By: Jeremy D. Wells
Carter County Times
Carter County Judge Executive Mike Malone had a special project on the agenda of fiscal court’s special session last Wednesday; repairs to the courthouse doughboy. Malone asked the court to grant him permission to run a project that will raise funds for the repair of the doughboy statue, replacement of the concrete base he stands on, and making the approach to the statue easier for those with mobility issues to use.
Malone didn’t say how much the project might cost, but he knows what he needs to price and has been soliciting estimates for the repairs. The concrete base is one of the first things Malone said needs to be addressed. There are currently only two of the four plaques that adorn the base still attached. The other two were removed during cleaning and maintenance of the statue because of problems with their attachment to the base. Malone told the court it’s been determined the concrete base is currently so degraded it’s “inadequate” for the plaques to be reattached.
Malone said in other communities that have doughboy statues – there are several around the nation erected in the wake of WWI to honor local soldiers who lost their lives in the conflict – they often attach the statue to a granite base. He said with Carter County being a limestone producing community, he’d like to see if the project can either secure the donation of a large limestone block or negotiate a reasonable purchase price with a local limestone quarry. The statue and plaques would then be mounted on the block at a reconfigured viewing area.
The viewing area and access to the statue was another big issue Malone wants to address with the project. Today, anyone who wants a closer look at the statue and to read the list of names has to climb a flight of stairs to reach the statue. He said he’d like to make the viewing area ADA (Americans with Disabilities Act) compliant.
“You can’t get a wheelchair or walker up those stairs,” Malone said
His plan would redo the entire area and include a ramp so that more people can appreciate the statue and the history of the county.
The final area is repairs to the statue itself, which isn’t in as bad shape as some others around the country. But the very fact that it can still be preserved, when those in other communities may not be, makes repairs to the statue important as well, Malone said. One of the main areas of concern is the rifle that the doughboy holds in his left hand.

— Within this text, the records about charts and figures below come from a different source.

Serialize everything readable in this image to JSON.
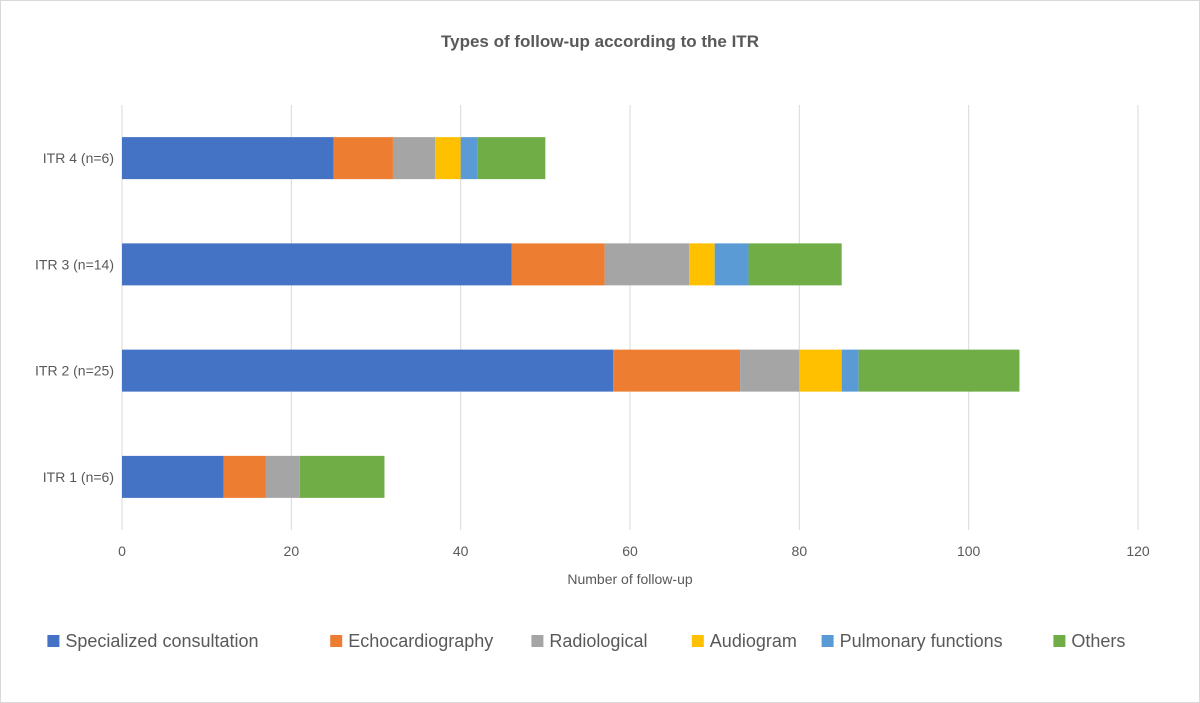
{
  "chart_data": {
    "type": "bar",
    "orientation": "horizontal",
    "stacked": true,
    "title": "Types of follow-up according to the ITR",
    "xlabel": "Number of follow-up",
    "ylabel": "",
    "xlim": [
      0,
      120
    ],
    "xticks": [
      0,
      20,
      40,
      60,
      80,
      100,
      120
    ],
    "grid": true,
    "legend_position": "bottom",
    "categories": [
      "ITR 1 (n=6)",
      "ITR 2 (n=25)",
      "ITR 3 (n=14)",
      "ITR 4 (n=6)"
    ],
    "series": [
      {
        "name": "Specialized consultation",
        "color": "#4472C4",
        "values": [
          12,
          58,
          46,
          25
        ]
      },
      {
        "name": "Echocardiography",
        "color": "#ED7D31",
        "values": [
          5,
          15,
          11,
          7
        ]
      },
      {
        "name": "Radiological",
        "color": "#A5A5A5",
        "values": [
          4,
          7,
          10,
          5
        ]
      },
      {
        "name": "Audiogram",
        "color": "#FFC000",
        "values": [
          0,
          5,
          3,
          3
        ]
      },
      {
        "name": "Pulmonary functions",
        "color": "#5B9BD5",
        "values": [
          0,
          2,
          4,
          2
        ]
      },
      {
        "name": "Others",
        "color": "#70AD47",
        "values": [
          10,
          19,
          11,
          8
        ]
      }
    ]
  }
}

In some communities, Malone said, the rifle is completely gone from the doughboy statue because of issues with its attachment points and materials. Carter County’s doughboy still has his rifle. But, Malone said, it is in need of repair. He said the rifle on the Carter County doughboy had split open and that “wood or some other fibrous material” could be seen inside.
Malone asked the court to grant him permission to run the project and to seek funding sources, including possible grant funds as well as community donations. No county tax dollars are currently planned for use on the project.

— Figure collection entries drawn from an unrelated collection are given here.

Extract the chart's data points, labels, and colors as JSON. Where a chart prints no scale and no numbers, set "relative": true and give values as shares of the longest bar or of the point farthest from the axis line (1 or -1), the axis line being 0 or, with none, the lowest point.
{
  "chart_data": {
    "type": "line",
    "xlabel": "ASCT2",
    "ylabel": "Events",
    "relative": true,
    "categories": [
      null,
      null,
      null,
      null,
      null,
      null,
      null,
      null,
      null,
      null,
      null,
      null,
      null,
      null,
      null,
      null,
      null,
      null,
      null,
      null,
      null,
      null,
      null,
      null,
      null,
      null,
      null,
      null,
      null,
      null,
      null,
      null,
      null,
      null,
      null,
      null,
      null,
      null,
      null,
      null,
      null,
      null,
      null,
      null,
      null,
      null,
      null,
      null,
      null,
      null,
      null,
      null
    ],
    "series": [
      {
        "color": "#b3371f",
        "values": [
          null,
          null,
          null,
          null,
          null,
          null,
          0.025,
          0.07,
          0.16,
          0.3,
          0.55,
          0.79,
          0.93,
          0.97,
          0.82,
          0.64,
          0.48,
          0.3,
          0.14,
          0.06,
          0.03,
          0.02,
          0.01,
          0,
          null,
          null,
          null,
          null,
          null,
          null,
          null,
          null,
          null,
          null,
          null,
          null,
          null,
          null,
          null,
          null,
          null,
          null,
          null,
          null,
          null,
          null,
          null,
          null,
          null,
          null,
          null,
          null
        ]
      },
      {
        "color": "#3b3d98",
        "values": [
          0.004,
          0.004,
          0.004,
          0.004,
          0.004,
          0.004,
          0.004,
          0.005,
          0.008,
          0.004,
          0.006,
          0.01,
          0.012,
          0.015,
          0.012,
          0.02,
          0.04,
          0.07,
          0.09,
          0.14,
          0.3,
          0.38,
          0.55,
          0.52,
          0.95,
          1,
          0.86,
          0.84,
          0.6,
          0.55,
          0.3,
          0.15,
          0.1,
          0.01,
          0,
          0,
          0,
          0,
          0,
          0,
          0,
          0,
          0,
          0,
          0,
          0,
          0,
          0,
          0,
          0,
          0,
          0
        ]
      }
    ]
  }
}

The magistrates also discussed rural and secondary road funding available from the state and cold patching projects. The road department will cold patch approximately 2 miles of road in each magisterial district, focusing on roads recommended by that district’s magistrate.
The court also moved to begin action toward setting a speed limit of 35 mph on all county roads, unless otherwise marked. Malone told magistrates that he has a list of communities and neighborhoods requesting the speed limit be reduced to 25 mph through their area.